La seule mort que le scénario accompagne un peu longuement est finalement plutôt rapide, ainsi que l’attestera l’unique témoin, et presque légère ; et puis c’est le moins joli des deux... Et son frère se révélera bien plus séduisant ; d’ailleurs où est passée la ressemblance annoncée entre eux ?!... Mais, n’est-ce pas, ce sont des hommes, des tatoués (ah, tant pis, on n’a pas vérifié !), des vrais. Donc, même très tristes, ils ne pleurent pas ! Ils en ont vu d’autres ! Et ce ne sont pas des femmelettes.
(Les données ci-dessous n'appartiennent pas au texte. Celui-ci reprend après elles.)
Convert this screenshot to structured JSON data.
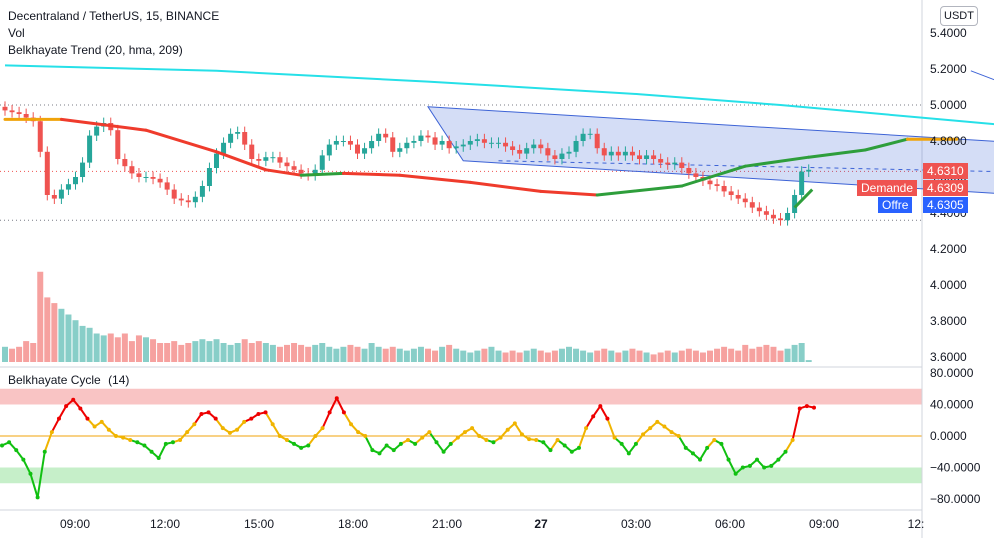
{
  "header": {
    "symbol_title": "Decentraland / TetherUS, 15, BINANCE",
    "vol_label": "Vol",
    "trend_label": "Belkhayate Trend (20, hma, 209)",
    "currency_button": "USDT"
  },
  "oscillator": {
    "label": "Belkhayate Cycle",
    "param": "(14)",
    "axis_ticks": [
      "80.0000",
      "40.0000",
      "0.0000",
      "−40.0000",
      "−80.0000"
    ]
  },
  "price_tags": {
    "last": "4.6310",
    "bid_label": "Demande",
    "bid_value": "4.6309",
    "ask_label": "Offre",
    "ask_value": "4.6305"
  },
  "colors": {
    "up": "#26a69a",
    "down": "#ef5350",
    "hma": "#26e0e8",
    "channel": "#3d63d6",
    "zero_line": "#f0a30a",
    "upper_zone": "#f9c4c4",
    "lower_zone": "#c6efc9"
  },
  "chart_data": [
    {
      "type": "line",
      "title": "Decentraland / TetherUS, 15, BINANCE",
      "xlabel": "",
      "ylabel": "",
      "x_ticks": [
        "09:00",
        "12:00",
        "15:00",
        "18:00",
        "21:00",
        "27",
        "03:00",
        "06:00",
        "09:00",
        "12:"
      ],
      "y_ticks": [
        "5.4000",
        "5.2000",
        "5.0000",
        "4.8000",
        "4.6000",
        "4.4000",
        "4.2000",
        "4.0000",
        "3.8000",
        "3.6000"
      ],
      "ylim": [
        3.58,
        5.43
      ],
      "price_close": [
        4.97,
        4.96,
        4.95,
        4.93,
        4.91,
        4.74,
        4.5,
        4.48,
        4.53,
        4.56,
        4.6,
        4.68,
        4.83,
        4.88,
        4.9,
        4.86,
        4.7,
        4.66,
        4.62,
        4.6,
        4.6,
        4.59,
        4.57,
        4.53,
        4.48,
        4.47,
        4.46,
        4.49,
        4.55,
        4.65,
        4.73,
        4.79,
        4.84,
        4.85,
        4.78,
        4.7,
        4.69,
        4.71,
        4.71,
        4.68,
        4.66,
        4.64,
        4.62,
        4.61,
        4.64,
        4.72,
        4.78,
        4.8,
        4.8,
        4.78,
        4.73,
        4.76,
        4.8,
        4.84,
        4.82,
        4.74,
        4.76,
        4.79,
        4.8,
        4.83,
        4.82,
        4.78,
        4.8,
        4.76,
        4.77,
        4.78,
        4.8,
        4.81,
        4.79,
        4.79,
        4.79,
        4.77,
        4.75,
        4.73,
        4.76,
        4.78,
        4.76,
        4.72,
        4.7,
        4.73,
        4.74,
        4.8,
        4.84,
        4.84,
        4.76,
        4.72,
        4.74,
        4.72,
        4.74,
        4.72,
        4.7,
        4.72,
        4.7,
        4.68,
        4.67,
        4.68,
        4.65,
        4.62,
        4.6,
        4.58,
        4.56,
        4.55,
        4.52,
        4.5,
        4.48,
        4.46,
        4.43,
        4.41,
        4.39,
        4.37,
        4.36,
        4.4,
        4.5,
        4.63,
        4.64
      ],
      "hma_trend": [
        [
          0,
          5.22
        ],
        [
          30,
          5.19
        ],
        [
          60,
          5.13
        ],
        [
          90,
          5.06
        ],
        [
          110,
          5.0
        ],
        [
          130,
          4.93
        ],
        [
          150,
          4.86
        ],
        [
          166,
          4.83
        ],
        [
          180,
          4.79
        ],
        [
          200,
          4.72
        ],
        [
          220,
          4.7
        ],
        [
          250,
          4.69
        ],
        [
          280,
          4.69
        ],
        [
          320,
          4.68
        ],
        [
          340,
          4.63
        ]
      ],
      "short_trend": [
        [
          0,
          4.92
        ],
        [
          8,
          4.92
        ],
        [
          20,
          4.86
        ],
        [
          30,
          4.74
        ],
        [
          37,
          4.64
        ],
        [
          42,
          4.61
        ],
        [
          48,
          4.62
        ],
        [
          56,
          4.61
        ],
        [
          66,
          4.57
        ],
        [
          76,
          4.52
        ],
        [
          84,
          4.5
        ],
        [
          96,
          4.55
        ],
        [
          105,
          4.66
        ],
        [
          114,
          4.71
        ],
        [
          122,
          4.75
        ],
        [
          128,
          4.81
        ],
        [
          135,
          4.81
        ]
      ],
      "channel_upper": [
        [
          60,
          4.99
        ],
        [
          190,
          4.68
        ]
      ],
      "channel_lower": [
        [
          65,
          4.69
        ],
        [
          203,
          4.36
        ]
      ],
      "trend_line": [
        [
          137,
          5.19
        ],
        [
          190,
          4.4
        ]
      ],
      "dotted_levels": [
        5.0,
        4.36
      ]
    },
    {
      "type": "bar",
      "title": "Vol",
      "volume_relative": [
        0.16,
        0.14,
        0.16,
        0.22,
        0.2,
        0.95,
        0.68,
        0.62,
        0.56,
        0.5,
        0.44,
        0.38,
        0.36,
        0.3,
        0.28,
        0.3,
        0.26,
        0.3,
        0.22,
        0.28,
        0.26,
        0.24,
        0.2,
        0.2,
        0.22,
        0.18,
        0.2,
        0.22,
        0.24,
        0.22,
        0.24,
        0.2,
        0.18,
        0.2,
        0.24,
        0.2,
        0.22,
        0.2,
        0.18,
        0.16,
        0.18,
        0.2,
        0.18,
        0.16,
        0.18,
        0.2,
        0.16,
        0.14,
        0.16,
        0.18,
        0.16,
        0.14,
        0.2,
        0.16,
        0.14,
        0.16,
        0.14,
        0.12,
        0.14,
        0.16,
        0.14,
        0.12,
        0.16,
        0.18,
        0.14,
        0.12,
        0.1,
        0.12,
        0.14,
        0.16,
        0.12,
        0.1,
        0.12,
        0.1,
        0.12,
        0.14,
        0.12,
        0.1,
        0.12,
        0.14,
        0.16,
        0.14,
        0.12,
        0.1,
        0.12,
        0.14,
        0.12,
        0.1,
        0.12,
        0.14,
        0.12,
        0.1,
        0.08,
        0.1,
        0.12,
        0.1,
        0.12,
        0.14,
        0.12,
        0.1,
        0.12,
        0.14,
        0.16,
        0.14,
        0.12,
        0.18,
        0.14,
        0.16,
        0.18,
        0.16,
        0.12,
        0.14,
        0.18,
        0.2,
        0.02
      ]
    },
    {
      "type": "line",
      "title": "Belkhayate Cycle (14)",
      "ylim": [
        -95,
        95
      ],
      "zones": {
        "upper": [
          40,
          60
        ],
        "lower": [
          -60,
          -40
        ]
      },
      "series": [
        {
          "values": [
            -12,
            -8,
            -18,
            -30,
            -48,
            -78,
            -20,
            5,
            22,
            38,
            46,
            35,
            22,
            12,
            18,
            8,
            0,
            -2,
            -5,
            -8,
            -12,
            -20,
            -28,
            -10,
            -8,
            -5,
            5,
            15,
            28,
            30,
            22,
            10,
            4,
            8,
            18,
            22,
            28,
            30,
            15,
            0,
            -5,
            -10,
            -15,
            -12,
            0,
            10,
            30,
            48,
            30,
            15,
            5,
            0,
            -18,
            -22,
            -12,
            -18,
            -10,
            -5,
            -10,
            -2,
            5,
            -8,
            -20,
            -10,
            -2,
            5,
            10,
            0,
            -5,
            -8,
            -2,
            8,
            16,
            2,
            -4,
            -5,
            -8,
            -18,
            -5,
            -12,
            -20,
            -15,
            10,
            25,
            38,
            22,
            -2,
            -10,
            -22,
            -10,
            2,
            10,
            18,
            12,
            5,
            0,
            -15,
            -22,
            -30,
            -15,
            -5,
            -10,
            -30,
            -48,
            -40,
            -38,
            -30,
            -40,
            -38,
            -30,
            -20,
            -5,
            35,
            38,
            36
          ]
        }
      ]
    }
  ]
}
La guerre, une chose horrible, hideuse, à éviter à tout prix ? Ainsi survolée, elle apparaît surtout comme l’occasion, pour les héros, de montrer leur merveilleuse bravoure et leur endurance. Une exaltation à peine nuancée, presque pour la forme, par une remarque finale sur l’arbitraire et la variabilité des ordres.
Le réalisateur ouvre le générique de fin sur une dédicace à son grand-père. Mais ce long surf sur la guerre aboutit plutôt à une trahison de l’expérience de la guerre qu’à une authentique restitution.